死寂。
王彪脸上的横肉抽了抽:“衙内,您是不是……嫌弟兄们伺候得不周到?”
“不是。”高尧康说得很平静,“就是嫌吵。”
“可、可老爷吩咐过,要让咱们贴身保护您……”
“我现在禁足,府里很安全。”高尧康站起来,伤口还有点疼,但他站得笔直,“还是说,你们觉得我说话不算数?”
眼神对上了。
王彪眼里的凶光闪了闪,但最终低下头:“不敢。弟兄们……听衙内的。”
八个人退出去时,背影都透着不服气。
阿福和阿贵站在角落里,吓得大气不敢出。等人都走光了,阿福才小声说:“衙内,王彪他们……怕是要去老爷那儿告状。”
“告呗。”高尧康重新坐下,“父亲问起来,就说我伤没好,需要静养——太医可以作证。”

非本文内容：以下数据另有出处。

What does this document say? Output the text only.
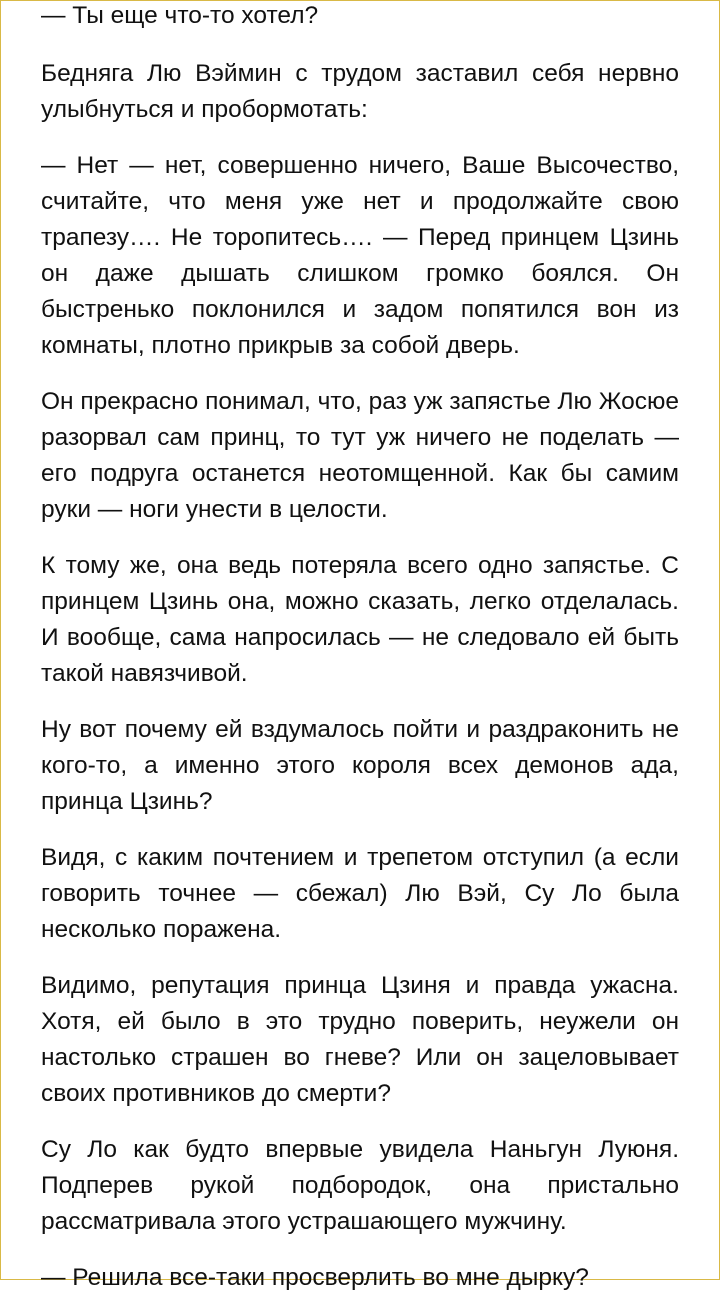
— Ты еще что-то хотел?

Бедняга Лю Вэймин с трудом заставил себя нервно улыбнуться и пробормотать:

— Нет — нет, совершенно ничего, Ваше Высочество, считайте, что меня уже нет и продолжайте свою трапезу…. Не торопитесь…. — Перед принцем Цзинь он даже дышать слишком громко боялся. Он быстренько поклонился и задом попятился вон из комнаты, плотно прикрыв за собой дверь.

Он прекрасно понимал, что, раз уж запястье Лю Жосюе разорвал сам принц, то тут уж ничего не поделать — его подруга останется неотомщенной. Как бы самим руки — ноги унести в целости.

К тому же, она ведь потеряла всего одно запястье. С принцем Цзинь она, можно сказать, легко отделалась. И вообще, сама напросилась — не следовало ей быть такой навязчивой.

Ну вот почему ей вздумалось пойти и раздраконить не кого-то, а именно этого короля всех демонов ада, принца Цзинь?

Видя, с каким почтением и трепетом отступил (а если говорить точнее — сбежал) Лю Вэй, Су Ло была несколько поражена.

Видимо, репутация принца Цзиня и правда ужасна. Хотя, ей было в это трудно поверить, неужели он настолько страшен во гневе? Или он зацеловывает своих противников до смерти?

Су Ло как будто впервые увидела Наньгун Луюня. Подперев рукой подбородок, она пристально рассматривала этого устрашающего мужчину.

— Решила все-таки просверлить во мне дырку?
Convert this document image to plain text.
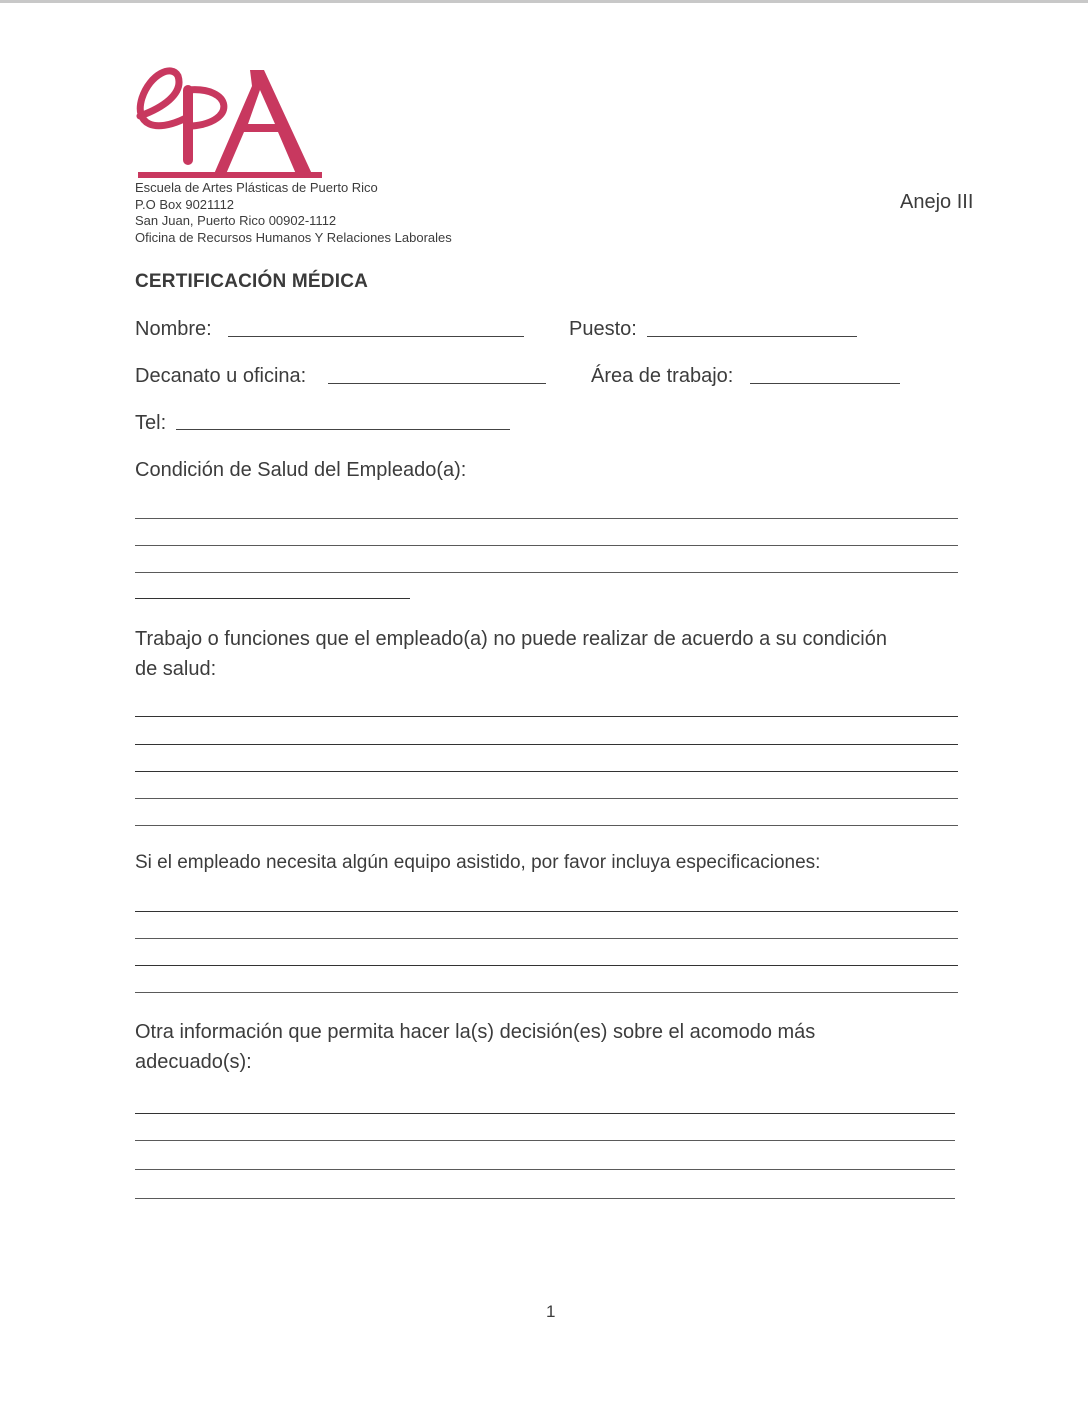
Escuela de Artes Plásticas de Puerto Rico
P.O Box 9021112
San Juan, Puerto Rico 00902-1112
Oficina de Recursos Humanos Y Relaciones Laborales
Anejo III
CERTIFICACIÓN MÉDICA
Nombre:	Puesto:
Decanato u oficina:	Área de trabajo:
Tel:
Condición de Salud del Empleado(a):
Trabajo o funciones que el empleado(a) no puede realizar de acuerdo a su condición de salud:
Si el empleado necesita algún equipo asistido, por favor incluya especificaciones:
Otra información que permita hacer la(s) decisión(es) sobre el acomodo más adecuado(s):
1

他顿了顿,看向这两个小厮:“你们俩,从今天起月钱加倍。”
阿福阿贵愣住了。
“但有个条件。”高尧康盯着他们,“嘴要紧。院里看到的事、听到的话,一个字都不许往外说。做得到吗?”
两人扑通跪下:“做得到!谢衙内恩典!”
高尧康点点头,没再多说。
这就是他的第一步:清理身边。原主那些“得力干将”一个不能留,那些都是祸害。阿福阿贵年纪小,胆子也小,还没学坏,可以用——至少暂时可以用。
第二天,高尧康开始“散步”。
说是散步,其实就是在府里转悠,美其名曰“活动筋骨,利于恢复”。高俅听了,没说什么,只派了两个侍卫远远跟着——名义上保护,实为监视。
高尧康不在乎。他正好需要熟悉这个“家”。
太尉府真大。
五进的大宅子,带东西跨院、后花园,光亭台楼阁就有十几处。仆役上百,光是厨子就有八个。原主的记忆里只有吃喝玩乐的部分,对府里的运作一窍不通。高尧康现在需要补课。
他先去了厨房。
正是准备午饭的时候,十几个厨役忙得脚不沾地。管事见衙内来了,吓得差点把锅铲扔了:“衙、衙内有何吩咐?”
“随便看看。”高尧康摆摆手,眼睛扫过灶台、食材、还有那些厨役。